| So you're still saying that maybe they didn't start that way, but right now they are bad people, who have lost their way morally. I think that's an incredibly harsh accusation for people that are doing an awful lot of work collecting evidence and fighting real spammers on the internet (http://www.spamhaus.org/rokso/index.lasso), and again, I totally disagree with you. > though you have to admit that running a blacklist might tend to attract a certain type of person I think you could tar so many people in so many industries with broad brush stroke sterotypes like that, it seems an unhelpful generalisation to make.
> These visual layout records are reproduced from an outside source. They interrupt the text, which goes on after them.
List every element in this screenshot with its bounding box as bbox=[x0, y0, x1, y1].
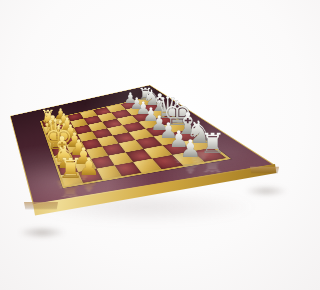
piece-gold-pawn: ♟ bbox=[73, 146, 94, 169]
piece-gold-rook: ♜ bbox=[40, 107, 55, 124]
piece-gold-king: ♚ bbox=[44, 121, 74, 154]
piece-gold-pawn: ♟ bbox=[65, 129, 83, 149]
reflection-gold-rook: ♜ bbox=[58, 184, 83, 199]
piece-silver-pawn: ♟ bbox=[136, 101, 152, 118]
piece-silver-pawn: ♟ bbox=[159, 120, 178, 142]
pieces-layer: ♜♞♝♛♚♝♞♞♜♜♟♟♟♟♟♟♟♟♟♟♟♟♟♟♟♟♟♟♟♟♜♞♝♛♚♝♞♞♜♜ bbox=[0, 0, 290, 290]
reflection-gold-knight: ♞ bbox=[52, 173, 80, 190]
reflection-silver-pawn: ♟ bbox=[179, 162, 201, 175]
piece-gold-bishop: ♝ bbox=[42, 113, 64, 137]
piece-gold-rook: ♜ bbox=[58, 155, 83, 183]
piece-gold-knight: ♞ bbox=[40, 109, 59, 131]
piece-gold-knight: ♞ bbox=[52, 142, 80, 173]
piece-silver-queen: ♛ bbox=[155, 93, 182, 123]
piece-silver-knight: ♞ bbox=[185, 117, 213, 148]
piece-silver-bishop: ♝ bbox=[174, 108, 201, 138]
piece-silver-rook: ♜ bbox=[137, 86, 152, 103]
piece-silver-pawn: ♟ bbox=[179, 137, 201, 161]
piece-silver-pawn: ♟ bbox=[169, 128, 190, 151]
reflection-silver-rook: ♜ bbox=[200, 159, 225, 174]
piece-gold-pawn: ♟ bbox=[59, 117, 75, 134]
piece-gold-pawn: ♟ bbox=[56, 111, 70, 127]
reflection-gold-pawn: ♟ bbox=[78, 180, 100, 193]
reflection-gold-pawn: ♟ bbox=[73, 169, 94, 182]
piece-silver-pawn: ♟ bbox=[150, 113, 168, 133]
piece-gold-pawn: ♟ bbox=[69, 137, 88, 159]
piece-gold-queen: ♛ bbox=[42, 116, 69, 146]
piece-silver-pawn: ♟ bbox=[143, 106, 160, 125]
piece-gold-bishop: ♝ bbox=[48, 132, 75, 162]
product-photo-scene: ♜♞♝♛♚♝♞♞♜♜♟♟♟♟♟♟♟♟♟♟♟♟♟♟♟♟♟♟♟♟♜♞♝♛♚♝♞♞♜♜ bbox=[0, 0, 290, 290]
piece-gold-pawn: ♟ bbox=[62, 123, 79, 142]
piece-silver-knight: ♞ bbox=[142, 87, 161, 109]
piece-silver-bishop: ♝ bbox=[149, 91, 171, 115]
reflection-silver-knight: ♞ bbox=[185, 149, 213, 166]
piece-silver-king: ♚ bbox=[162, 97, 192, 130]
piece-silver-pawn: ♟ bbox=[124, 91, 137, 106]
piece-gold-pawn: ♟ bbox=[54, 106, 67, 121]
reflection-silver-pawn: ♟ bbox=[169, 151, 190, 164]
piece-silver-pawn: ♟ bbox=[129, 96, 143, 112]
piece-silver-rook: ♜ bbox=[200, 130, 225, 158]
piece-gold-pawn: ♟ bbox=[78, 155, 100, 179]
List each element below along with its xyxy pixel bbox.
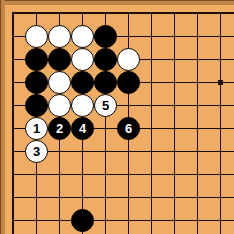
board-intersection [71,48,94,71]
white-stone [25,25,48,48]
white-stone: 3 [25,140,48,163]
black-stone [71,209,94,232]
white-stone [71,25,94,48]
board-intersection: 1 [25,117,48,140]
board-intersection [117,71,140,94]
white-stone [71,48,94,71]
black-stone: 4 [71,117,94,140]
black-stone [25,94,48,117]
black-stone [25,48,48,71]
white-stone: 1 [25,117,48,140]
board-intersection [25,25,48,48]
go-board: 512463 [0,0,234,234]
black-stone [94,71,117,94]
white-stone [48,71,71,94]
white-stone: 5 [94,94,117,117]
black-stone [94,25,117,48]
board-intersection [94,71,117,94]
board-intersection [48,94,71,117]
black-stone [71,71,94,94]
black-stone: 6 [117,117,140,140]
go-diagram-screenshot: 512463 [0,0,234,234]
black-stone [25,71,48,94]
board-intersection [71,94,94,117]
white-stone [71,94,94,117]
board-intersection: 3 [25,140,48,163]
black-stone [48,48,71,71]
board-intersection [25,94,48,117]
board-intersection: 2 [48,117,71,140]
board-intersection: 5 [94,94,117,117]
board-intersection: 4 [71,117,94,140]
board-intersection [25,48,48,71]
board-intersection [48,71,71,94]
board-intersection [71,209,94,232]
white-stone [48,25,71,48]
board-intersection [48,48,71,71]
board-intersection: 6 [117,117,140,140]
black-stone: 2 [48,117,71,140]
board-intersection [48,25,71,48]
move-number: 2 [56,122,63,135]
board-intersection [94,25,117,48]
black-stone [94,48,117,71]
stones-grid: 512463 [2,2,232,232]
move-number: 1 [33,122,40,135]
board-intersection [71,71,94,94]
white-stone [117,48,140,71]
board-intersection [71,25,94,48]
board-intersection [117,48,140,71]
move-number: 6 [125,122,132,135]
move-number: 3 [33,145,40,158]
black-stone [117,71,140,94]
move-number: 4 [79,122,86,135]
move-number: 5 [102,99,109,112]
white-stone [48,94,71,117]
board-intersection [94,48,117,71]
board-intersection [25,71,48,94]
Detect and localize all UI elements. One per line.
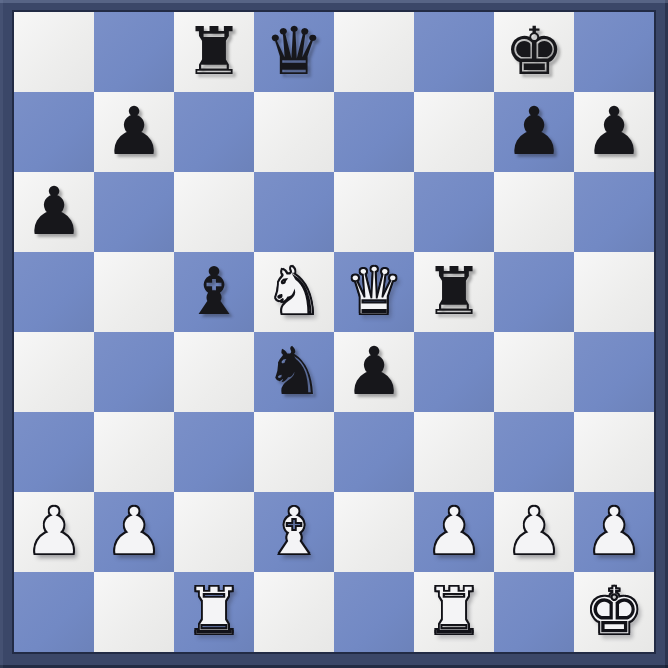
square-f4[interactable] [414,332,494,412]
square-e8[interactable] [334,12,414,92]
white-king: ♚ [584,572,643,652]
square-g5[interactable] [494,252,574,332]
square-f6[interactable] [414,172,494,252]
square-d8[interactable]: ♛ [254,12,334,92]
square-h5[interactable] [574,252,654,332]
square-a3[interactable] [14,412,94,492]
square-c3[interactable] [174,412,254,492]
white-knight: ♞ [264,252,323,332]
white-bishop: ♝ [264,492,323,572]
square-c6[interactable] [174,172,254,252]
black-pawn: ♟ [104,92,163,172]
square-b8[interactable] [94,12,174,92]
square-c7[interactable] [174,92,254,172]
square-d4[interactable]: ♞ [254,332,334,412]
square-e2[interactable] [334,492,414,572]
black-pawn: ♟ [24,172,83,252]
square-h7[interactable]: ♟ [574,92,654,172]
square-h1[interactable]: ♚ [574,572,654,652]
square-g8[interactable]: ♚ [494,12,574,92]
square-f5[interactable]: ♜ [414,252,494,332]
square-c4[interactable] [174,332,254,412]
black-pawn: ♟ [584,92,643,172]
square-b6[interactable] [94,172,174,252]
square-f8[interactable] [414,12,494,92]
square-a6[interactable]: ♟ [14,172,94,252]
black-rook: ♜ [424,252,483,332]
square-d5[interactable]: ♞ [254,252,334,332]
black-rook: ♜ [184,12,243,92]
square-d7[interactable] [254,92,334,172]
square-b7[interactable]: ♟ [94,92,174,172]
square-c2[interactable] [174,492,254,572]
square-h2[interactable]: ♟ [574,492,654,572]
white-pawn: ♟ [104,492,163,572]
square-c8[interactable]: ♜ [174,12,254,92]
white-pawn: ♟ [584,492,643,572]
square-a1[interactable] [14,572,94,652]
square-c1[interactable]: ♜ [174,572,254,652]
square-a7[interactable] [14,92,94,172]
square-f3[interactable] [414,412,494,492]
square-b4[interactable] [94,332,174,412]
square-a4[interactable] [14,332,94,412]
square-a5[interactable] [14,252,94,332]
square-f7[interactable] [414,92,494,172]
square-g4[interactable] [494,332,574,412]
square-g1[interactable] [494,572,574,652]
square-f2[interactable]: ♟ [414,492,494,572]
white-rook: ♜ [424,572,483,652]
square-b1[interactable] [94,572,174,652]
square-f1[interactable]: ♜ [414,572,494,652]
square-e7[interactable] [334,92,414,172]
square-b5[interactable] [94,252,174,332]
black-queen: ♛ [264,12,323,92]
square-e1[interactable] [334,572,414,652]
square-h8[interactable] [574,12,654,92]
black-king: ♚ [504,12,563,92]
chess-board-frame: ♜♛♚♟♟♟♟♝♞♛♜♞♟♟♟♝♟♟♟♜♜♚ [0,0,668,668]
square-b3[interactable] [94,412,174,492]
square-b2[interactable]: ♟ [94,492,174,572]
white-pawn: ♟ [424,492,483,572]
square-h6[interactable] [574,172,654,252]
square-a8[interactable] [14,12,94,92]
chess-board: ♜♛♚♟♟♟♟♝♞♛♜♞♟♟♟♝♟♟♟♜♜♚ [12,10,656,654]
square-d3[interactable] [254,412,334,492]
white-pawn: ♟ [24,492,83,572]
square-d2[interactable]: ♝ [254,492,334,572]
square-h4[interactable] [574,332,654,412]
square-a2[interactable]: ♟ [14,492,94,572]
square-e3[interactable] [334,412,414,492]
square-e6[interactable] [334,172,414,252]
black-bishop: ♝ [184,252,243,332]
square-g3[interactable] [494,412,574,492]
square-g2[interactable]: ♟ [494,492,574,572]
square-c5[interactable]: ♝ [174,252,254,332]
square-e5[interactable]: ♛ [334,252,414,332]
black-pawn: ♟ [344,332,403,412]
square-d1[interactable] [254,572,334,652]
square-e4[interactable]: ♟ [334,332,414,412]
square-g7[interactable]: ♟ [494,92,574,172]
square-g6[interactable] [494,172,574,252]
square-d6[interactable] [254,172,334,252]
black-pawn: ♟ [504,92,563,172]
white-rook: ♜ [184,572,243,652]
white-queen: ♛ [344,252,403,332]
black-knight: ♞ [264,332,323,412]
white-pawn: ♟ [504,492,563,572]
square-h3[interactable] [574,412,654,492]
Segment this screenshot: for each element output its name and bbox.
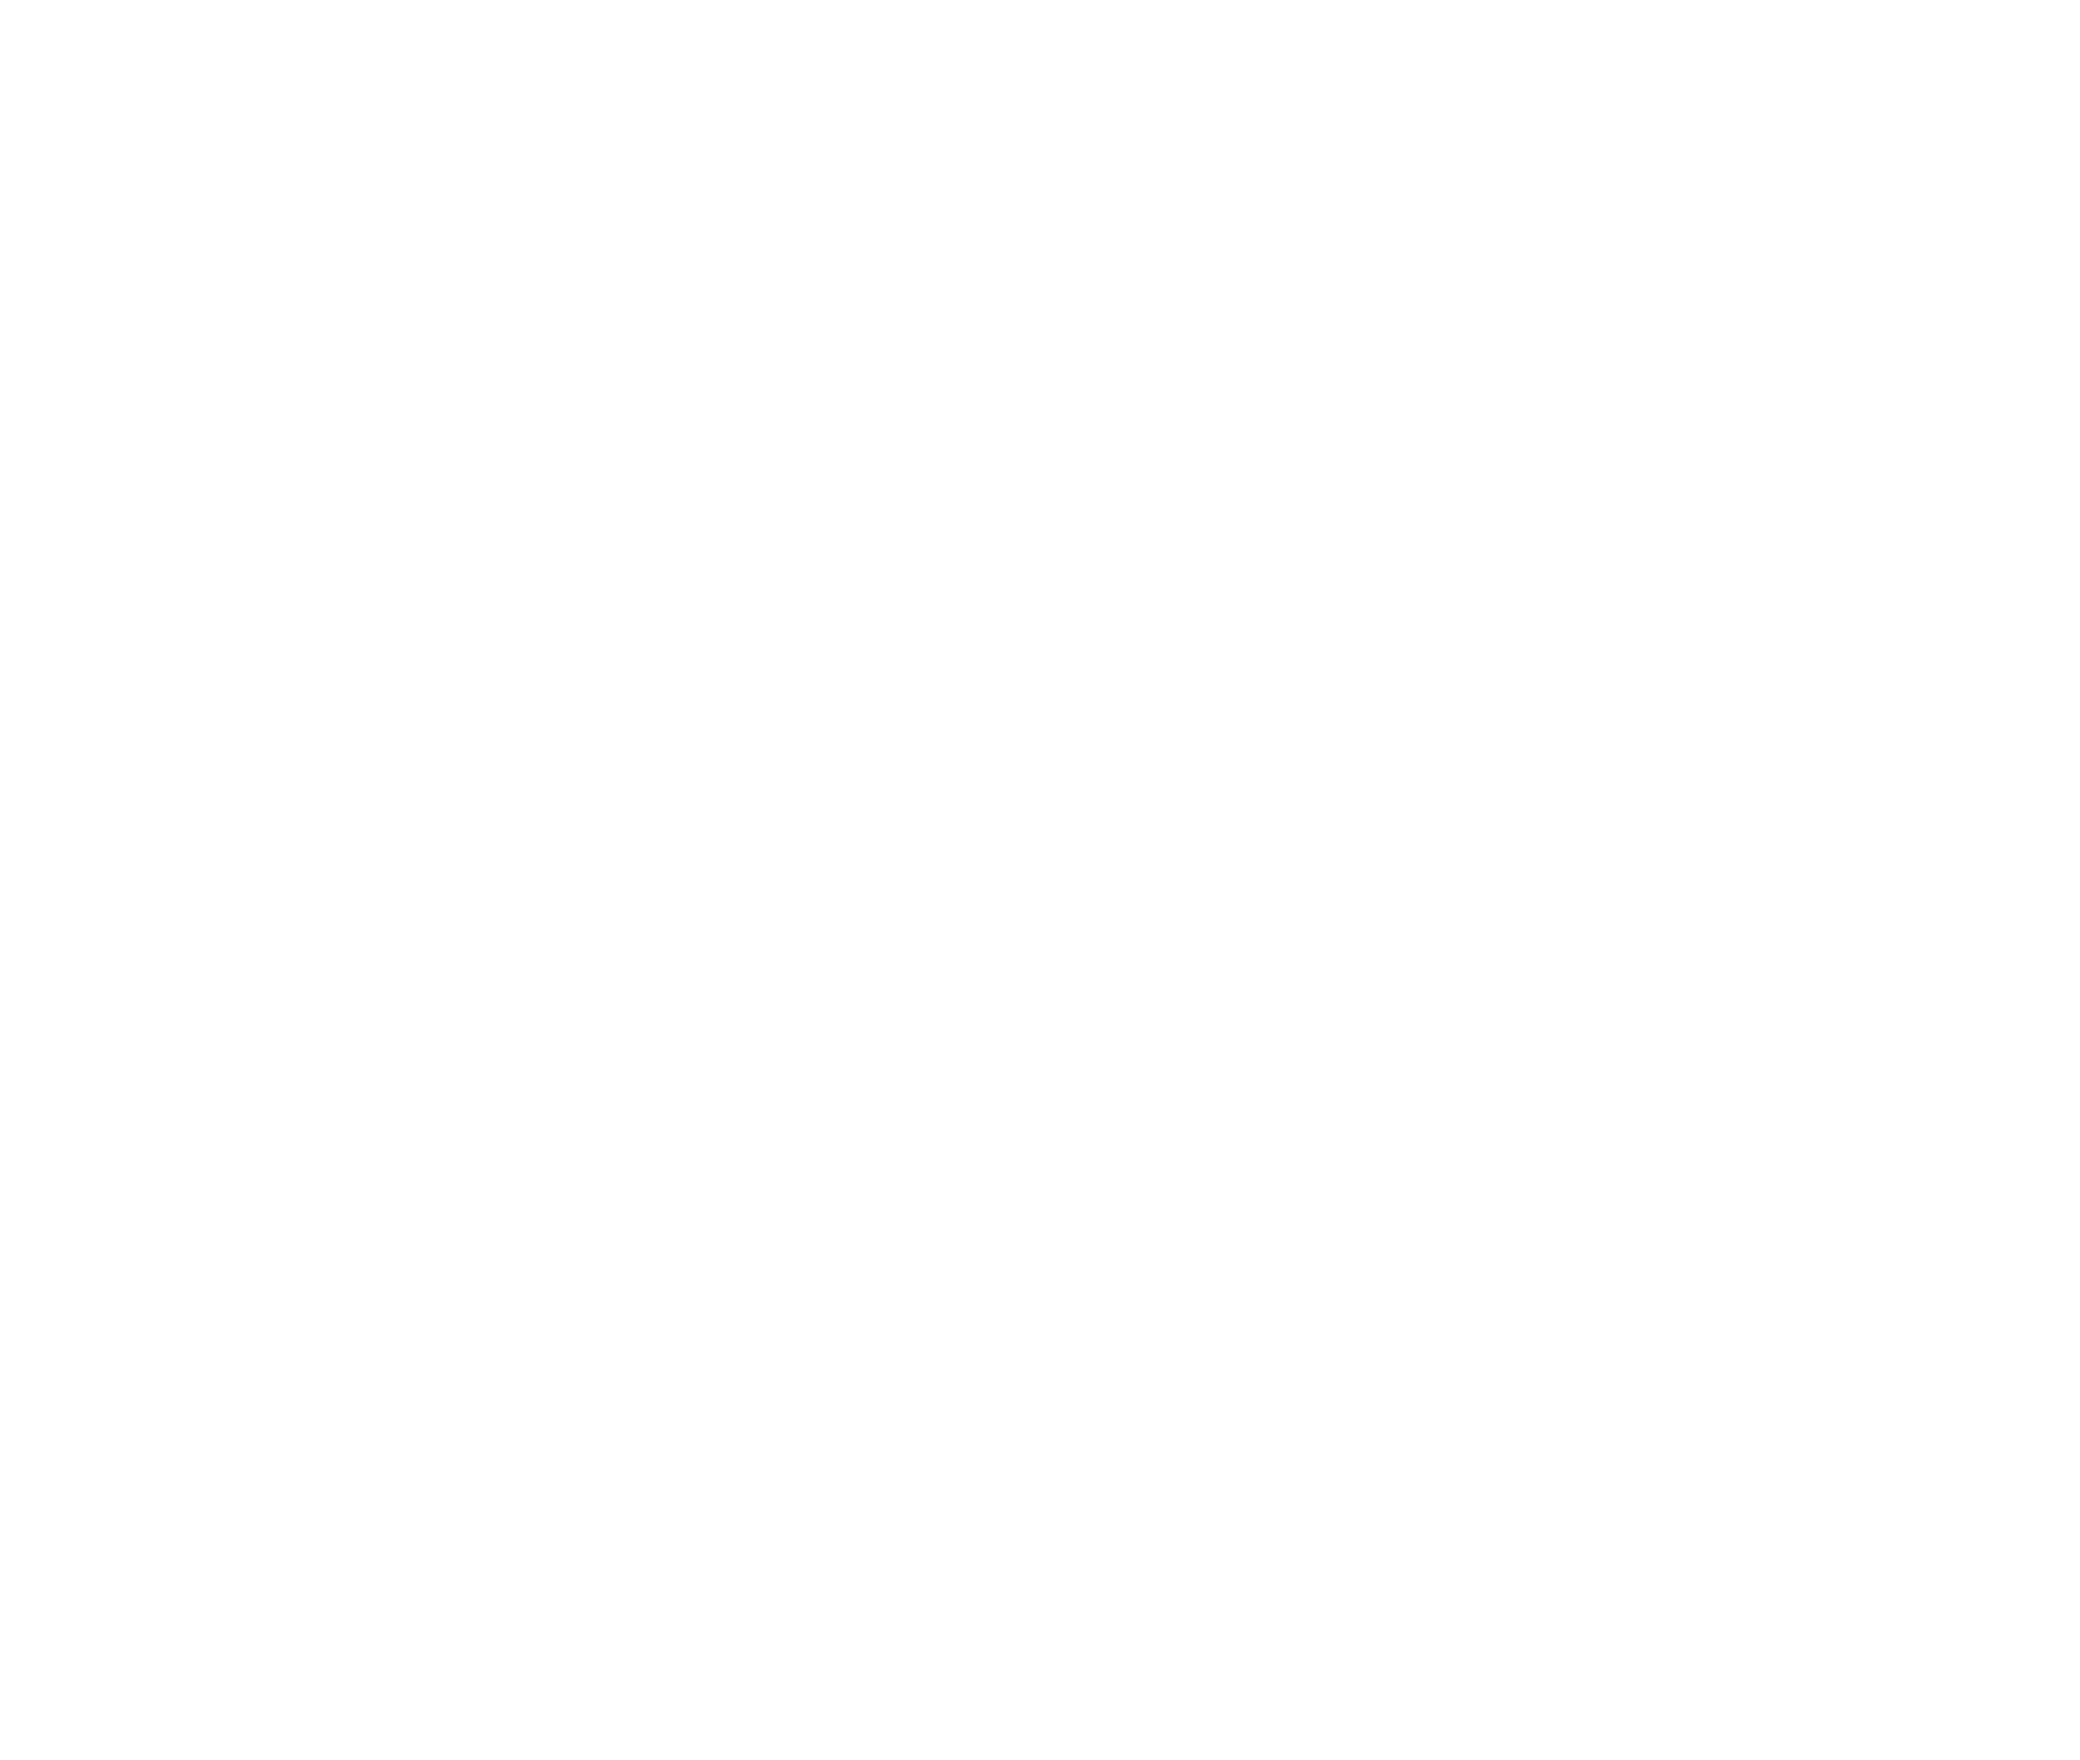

From the article you link: > As of this writing, any filter relying on the SBL is now marking email with the url "paulgraham.com" as spam. The SBL is an IP based RBL, nothing to do with domains, so the above statement is patently false. And if anyone was doing IP lookups of URI's in emails and using the SBL for that (which I've never even heard of), that's clearly a misuse of the SBL anyway, because that's not what the SBL is supposed to be used for. As the policy clearly says: ---
http://www.spamhaus.org/sbl/policy.html The Spamhaus Block List ("SBL") Advisory is a database of IP addresses which do not meet Spamhaus's policy for acceptance of inbound email and therefore from which Spamhaus does not recommend the acceptance of electronic mail.
--- So it should only be used to block machines sending email, nothing about the content thereof. There's RHSBLs (like SURBL and URIBL) that are related to dealing with URI's in emails, that's nothing to do with IP RBLs like SBL. > Why? Because the guys at the SBL want to pressure Yahoo, where paulgraham.com is hosted, to delete the site of a company they believe is spamming What's that got to do with the SBL again? The SBL is purely about what IP addresses "from which Spamhaus does not recommend the acceptance of electronic mail", nothing about websites. So that whole accusation feels wrong. Mixing up email sending servers and websites, domains and IPs, and absolutely no evidence for it at all. |
You seem naive about the nature of evil if you think that it somehow precludes doing constructive work. Bad people don't wake up every morning thinking "what evil shall I do today?" What distinguishes them is that they cross lines other people won't. But the situations that test them may come up fairly infrequently.